Do You Feel Lucky?

(and feel free to comment! My older posts are certainly no less relevant to the burning concerns of the day.)

Friday, July 10, 2009

The Blessings of a Life Lived to the Null

Life is so straightforward and simple and plain! I just wish there was some way to know that I would live until I am like 95 years old at least, and in a woefully deleterious if not borderline-vegetative state of faculties, with all of my fitness and vigor not "only a memory," so much as "gone beyond recollection or recall." At that advanced state of affairs, I want to die in some bizarre accidental way wherein the circumstance of my death forms some seemingly nondescript yet in reality hiddenly-crucial link in a chain of events that would in some way precipitate the foiling of some petty, mean-spirited threat to the nation that was only uncovered due to the embarrassing fact of me expiring in an inconvenient time and place. The ultimate in self-sacrifice.

I feel like there aren't enough top-notch all-out action movies featuring a complete invalid in the main hero role, and I feel like if my noble sacrifice could inspire a film like that, it would probably be coming out around 2076 or thereabouts. Just in time for our nation's jubilant tricentenary!
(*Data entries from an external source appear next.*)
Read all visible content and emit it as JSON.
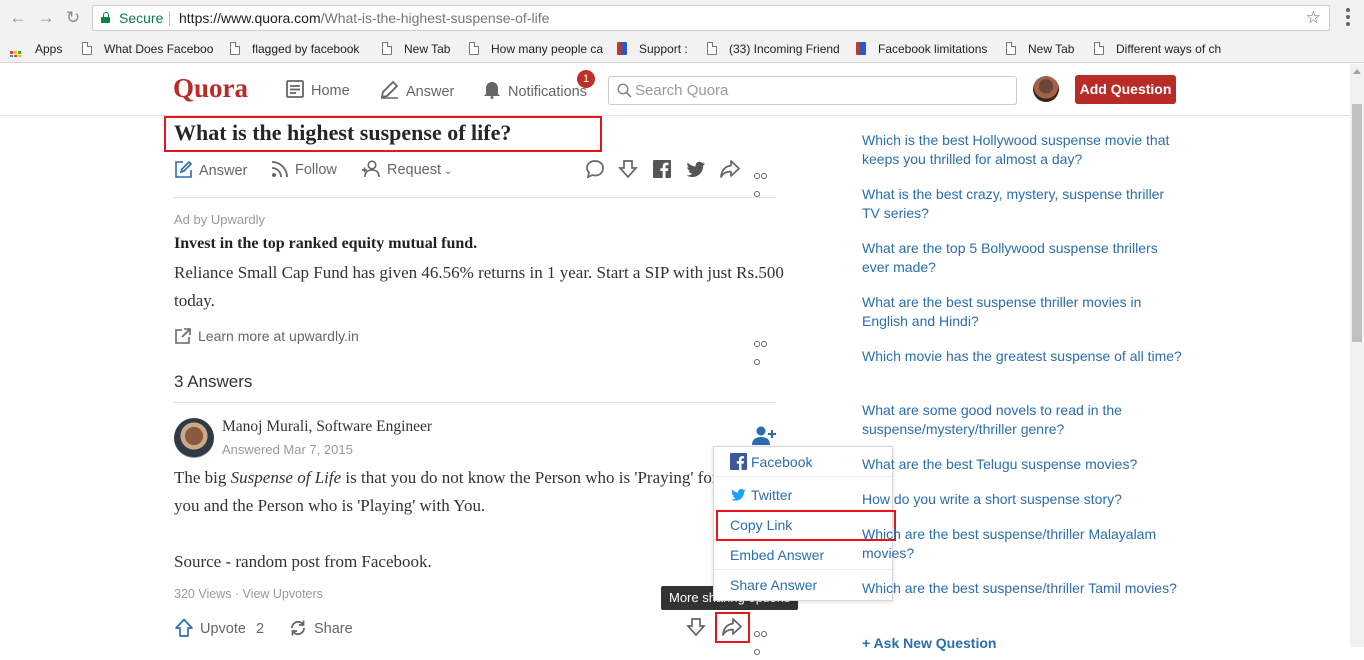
{
  "browser": {
    "secure_label": "Secure",
    "url_host": "https://www.quora.com",
    "url_path": "/What-is-the-highest-suspense-of-life",
    "bookmarks": [
      {
        "label": "Apps",
        "icon": "apps-grid-icon"
      },
      {
        "label": "What Does Faceboo",
        "icon": "page-icon"
      },
      {
        "label": "flagged by facebook",
        "icon": "page-icon"
      },
      {
        "label": "New Tab",
        "icon": "page-icon"
      },
      {
        "label": "How many people ca",
        "icon": "page-icon"
      },
      {
        "label": "Support :",
        "icon": "dw-icon"
      },
      {
        "label": "(33) Incoming Friend",
        "icon": "page-icon"
      },
      {
        "label": "Facebook limitations",
        "icon": "dw-icon"
      },
      {
        "label": "New Tab",
        "icon": "page-icon"
      },
      {
        "label": "Different ways of ch",
        "icon": "page-icon"
      }
    ]
  },
  "header": {
    "logo": "Quora",
    "nav": {
      "home": "Home",
      "answer": "Answer",
      "notifications": "Notifications"
    },
    "notification_count": "1",
    "search_placeholder": "Search Quora",
    "add_question": "Add Question"
  },
  "question": {
    "title": "What is the highest suspense of life?",
    "actions": {
      "answer": "Answer",
      "follow": "Follow",
      "request": "Request"
    }
  },
  "ad": {
    "by": "Ad by Upwardly",
    "title": "Invest in the top ranked equity mutual fund.",
    "text": "Reliance Small Cap Fund has given 46.56% returns in 1 year. Start a SIP with just Rs.500 today.",
    "link": "Learn more at upwardly.in"
  },
  "answers": {
    "count_label": "3 Answers",
    "first": {
      "author": "Manoj Murali, Software Engineer",
      "date": "Answered Mar 7, 2015",
      "body_pre": "The big ",
      "body_em": "Suspense of Life",
      "body_post": " is that you do not know the Person who is 'Praying' for",
      "body_line2": "you and the Person who is 'Playing' with You.",
      "body_line3": "Source - random post from Facebook.",
      "views": "320 Views · View Upvoters",
      "upvote_label": "Upvote",
      "upvote_count": "2",
      "share_label": "Share"
    }
  },
  "tooltip": "More sharing options",
  "share_menu": [
    "Facebook",
    "Twitter",
    "Copy Link",
    "Embed Answer",
    "Share Answer"
  ],
  "related": [
    "Which is the best Hollywood suspense movie that keeps you thrilled for almost a day?",
    "What is the best crazy, mystery, suspense thriller TV series?",
    "What are the top 5 Bollywood suspense thrillers ever made?",
    "What are the best suspense thriller movies in English and Hindi?",
    "Which movie has the greatest suspense of all time?",
    "What are some good novels to read in the suspense/mystery/thriller genre?",
    "What are the best Telugu suspense movies?",
    "How do you write a short suspense story?",
    "Which are the best suspense/thriller Malayalam movies?",
    "Which are the best suspense/thriller Tamil movies?"
  ],
  "ask_new": "+ Ask New Question",
  "colors": {
    "brand": "#b92b27",
    "link": "#2b6dad",
    "highlight": "#e4151c",
    "secure": "#0b8043"
  }
}
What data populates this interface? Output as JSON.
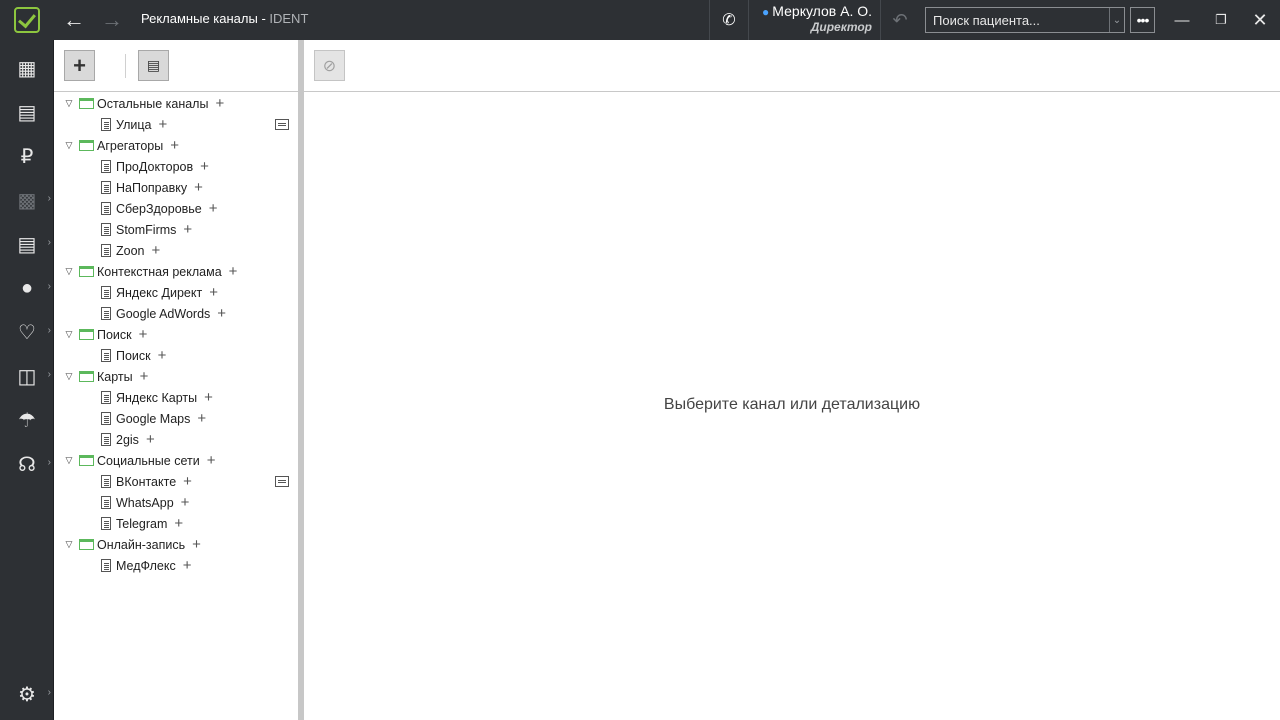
{
  "titlebar": {
    "screen_title": "Рекламные каналы",
    "app_name": "IDENT",
    "separator": " - ",
    "user_name": "Меркулов А. О.",
    "user_role": "Директор",
    "search_placeholder": "Поиск пациента..."
  },
  "sidebar": {
    "items": [
      {
        "icon": "schedule-icon"
      },
      {
        "icon": "tasks-icon"
      },
      {
        "icon": "ruble-icon"
      },
      {
        "icon": "cashbox-icon"
      },
      {
        "icon": "reports-icon"
      },
      {
        "icon": "staff-icon"
      },
      {
        "icon": "tooth-icon"
      },
      {
        "icon": "warehouse-icon"
      },
      {
        "icon": "insurance-icon"
      },
      {
        "icon": "payments-icon"
      },
      {
        "icon": "settings-icon"
      }
    ]
  },
  "tree": {
    "groups": [
      {
        "label": "Остальные каналы",
        "children": [
          "Улица"
        ]
      },
      {
        "label": "Агрегаторы",
        "children": [
          "ПроДокторов",
          "НаПоправку",
          "СберЗдоровье",
          "StomFirms",
          "Zoon"
        ]
      },
      {
        "label": "Контекстная реклама",
        "children": [
          "Яндекс Директ",
          "Google AdWords"
        ]
      },
      {
        "label": "Поиск",
        "children": [
          "Поиск"
        ]
      },
      {
        "label": "Карты",
        "children": [
          "Яндекс Карты",
          "Google Maps",
          "2gis"
        ]
      },
      {
        "label": "Социальные сети",
        "children": [
          "ВКонтакте",
          "WhatsApp",
          "Telegram"
        ]
      },
      {
        "label": "Онлайн-запись",
        "children": [
          "МедФлекс"
        ]
      }
    ]
  },
  "main": {
    "empty_message": "Выберите канал или детализацию"
  },
  "colors": {
    "accent_green": "#8dc63f",
    "folder_green": "#5cb85c",
    "user_icon_blue": "#4aa3ff",
    "chrome_dark": "#2d3034"
  }
}
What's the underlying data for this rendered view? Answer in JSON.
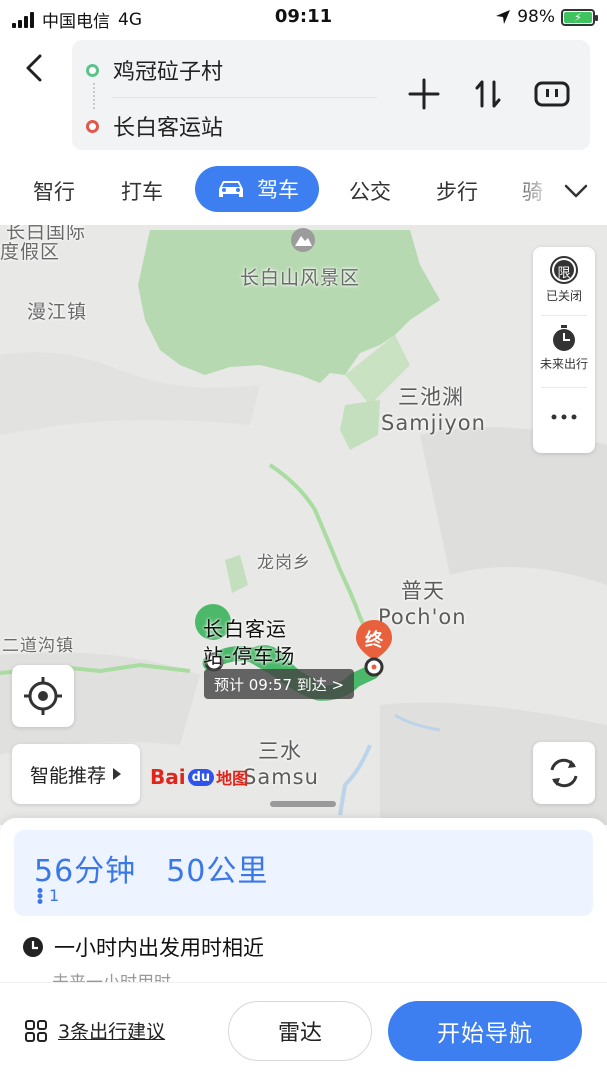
{
  "status_bar": {
    "carrier": "中国电信",
    "network": "4G",
    "time": "09:11",
    "battery": "98%"
  },
  "route": {
    "origin": "鸡冠砬子村",
    "destination": "长白客运站"
  },
  "tabs": {
    "items": [
      "智行",
      "打车",
      "驾车",
      "公交",
      "步行",
      "骑"
    ],
    "active": "驾车"
  },
  "map": {
    "labels": {
      "changbaishan": "长白山风景区",
      "manjiang": "漫江镇",
      "jiaqu": "度假区",
      "jiaqu_top": "长白国际",
      "sanchiyuan_cn": "三池渊",
      "sanchiyuan_en": "Samjiyon",
      "longgang": "龙岗乡",
      "putian_cn": "普天",
      "putian_en": "Poch'on",
      "erdao": "二道沟镇",
      "sanshui_cn": "三水",
      "sanshui_en": "Samsu",
      "dest_line1": "长白客运",
      "dest_line2": "站-停车场"
    },
    "side_panel": {
      "limit_icon_text": "限",
      "limit_label": "已关闭",
      "future_label": "未来出行"
    },
    "eta": "预计 09:57 到达 >",
    "end_marker": "终",
    "smart_recommend": "智能推荐",
    "logo": {
      "bai": "Bai",
      "du": "du",
      "ditu": "地图"
    }
  },
  "summary": {
    "duration": "56分钟",
    "distance": "50公里",
    "traffic_lights": "1"
  },
  "tip": {
    "title": "一小时内出发用时相近",
    "subtitle": "未来一小时用时"
  },
  "bottom": {
    "suggestions": "3条出行建议",
    "radar": "雷达",
    "navigate": "开始导航"
  },
  "colors": {
    "accent": "#3d7ff0",
    "route_green": "#4cb86a",
    "origin_dot": "#5cc389",
    "dest_dot": "#e4574b",
    "end_marker": "#e8603c"
  }
}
My only regret is that, with the knowledge of my heroic self-sacrifice still then just fresh in the public eye of a humbly grateful nation, I wish that there would be some way for me to attend the premier. It would be a nice touch. I'd like to see that. Or at least kind of drool in the aisle a bit.

Perhaps the science of that far day will render it all possible in some way. Anyway, I have my hopes!